Dr. Lerner had me on the most aggressive form on Antiviral therapy there is. I was on Vistide/Cidofivir. This therapy was brutal however, it proved to be the most effective for me. Unfortunately in the middle of treatment (over 6 months of it) my platelet count became dangerously low and Dr. Lerner passed away. This protocol actually gave me some quality of life back but because it's controversial and dangerous; most doctors won't even entertain it. I am now with Dr. Susan Levine in NYC and I am on an aggressive dose of oral antivirals. I am going to be speaking to her about trying LDN. I also have to take pain management for the severe inflammation and pain in my joints and body. Sometimes the antivirals side effects are worse than the actual disease. I am pretty much willing to try whatever it takes to have some sort of normalcy in my life. 


i see a cat picture on your Facebook page  what does your cat think?
That picture is of my precious Gabby. She passed away 2 days after Christmas 2016. Gabby was my "soul cat". When I was in a bad flare or sick, she would never leave my side. She was amazing. I am tearing up as I write this because I miss her and her unconditional love. On days where I would be bedridden, she would snuggle up next to me and just having her near me brought me so much comfort. It was very hard to say good bye to her. But she was sick too and lived to be about 16. She was a good girl. 

(sorry about gabby,she sounded amazing and i totally get the comfort that our creatures bring us)
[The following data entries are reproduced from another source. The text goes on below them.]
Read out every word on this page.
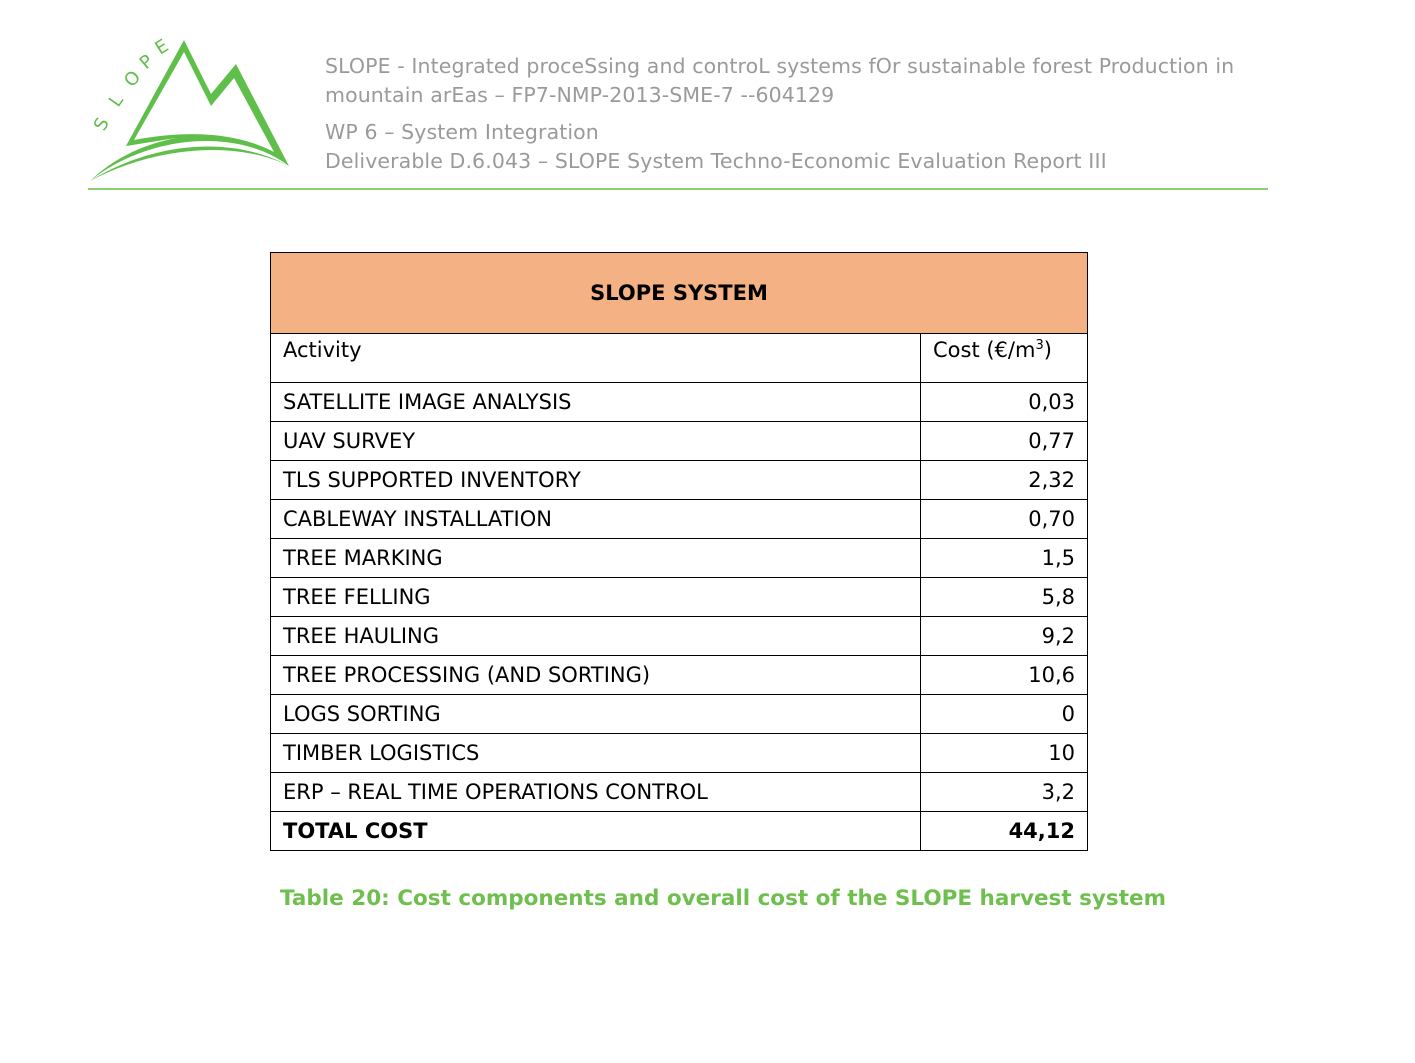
S
L
O
P
E
SLOPE - Integrated proceSsing and controL systems fOr sustainable forest Production in
mountain arEas – FP7-NMP-2013-SME-7 --604129
WP 6 – System Integration
Deliverable D.6.043 – SLOPE System Techno-Economic Evaluation Report III
SLOPE SYSTEM	
Activity	Cost $(€/m^3)$
SATELLITE IMAGE ANALYSIS	0,03
UAV SURVEY	0,77
TLS SUPPORTED INVENTORY	2,32
CABLEWAY INSTALLATION	0,70
TREE MARKING	1,5
TREE FELLING	5,8
TREE HAULING	9,2
TREE PROCESSING (AND SORTING)	10,6
LOGS SORTING	0
TIMBER LOGISTICS	10
ERP – REAL TIME OPERATIONS CONTROL	3,2
TOTAL COST	44,12
Table 20: Cost components and overall cost of the SLOPE harvest system
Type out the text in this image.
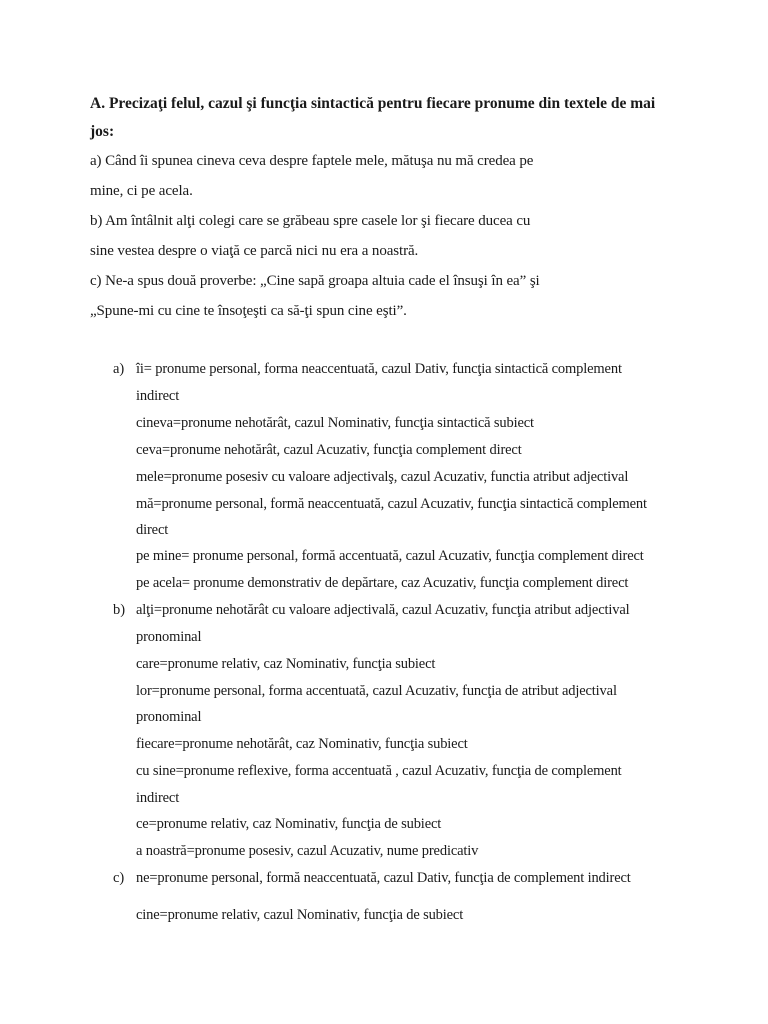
A. Precizaţi felul, cazul şi funcţia sintactică pentru fiecare pronume din textele de mai
jos:
a) Când îi spunea cineva ceva despre faptele mele, mătuşa nu mă credea pe
mine, ci pe acela.
b) Am întâlnit alţi colegi care se grăbeau spre casele lor şi fiecare ducea cu
sine vestea despre o viaţă ce parcă nici nu era a noastră.
c) Ne-a spus două proverbe: „Cine sapă groapa altuia cade el însuşi în ea” şi
„Spune-mi cu cine te însoţeşti ca să-ţi spun cine eşti”.
a) îi= pronume personal, forma neaccentuată, cazul Dativ, funcţia sintactică complement
indirect
cineva=pronume nehotărât, cazul Nominativ, funcţia sintactică subiect
ceva=pronume nehotărât, cazul Acuzativ, funcţia complement direct
mele=pronume posesiv cu valoare adjectivalş, cazul Acuzativ, functia atribut adjectival
mă=pronume personal, formă neaccentuată, cazul Acuzativ, funcţia sintactică complement
direct
pe mine= pronume personal, formă accentuată, cazul Acuzativ, funcţia complement direct
pe acela= pronume demonstrativ de depărtare, caz Acuzativ, funcţia complement direct
b) alţi=pronume nehotărât cu valoare adjectivală, cazul Acuzativ, funcţia atribut adjectival
pronominal
care=pronume relativ, caz Nominativ, funcţia subiect
lor=pronume personal, forma accentuată, cazul Acuzativ, funcţia de atribut adjectival
pronominal
fiecare=pronume nehotărât, caz Nominativ, funcţia subiect
cu sine=pronume reflexive, forma accentuată , cazul Acuzativ, funcţia de complement
indirect
ce=pronume relativ, caz Nominativ, funcţia de subiect
a noastră=pronume posesiv, cazul Acuzativ, nume predicativ
c) ne=pronume personal, formă neaccentuată, cazul Dativ, funcţia de complement indirect
cine=pronume relativ, cazul Nominativ, funcţia de subiect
lastly  what thing do you do in life (could be the smallest tiniest thing) that makes you feel
“oh man I’m alive"

On those rare days where I feel well enough to leave the house.. I make sure I put on make up, try to make my hair look nice, put on a nice outfit. I was quite the fashionista before I got sick. I have a rebelious streak so, there are days where I get defiant with this disease. So, when I do these things for myself it's becauase I still have that hope that one day they will find a better way to manage this disease or even a cure. I dream of returning to my former life.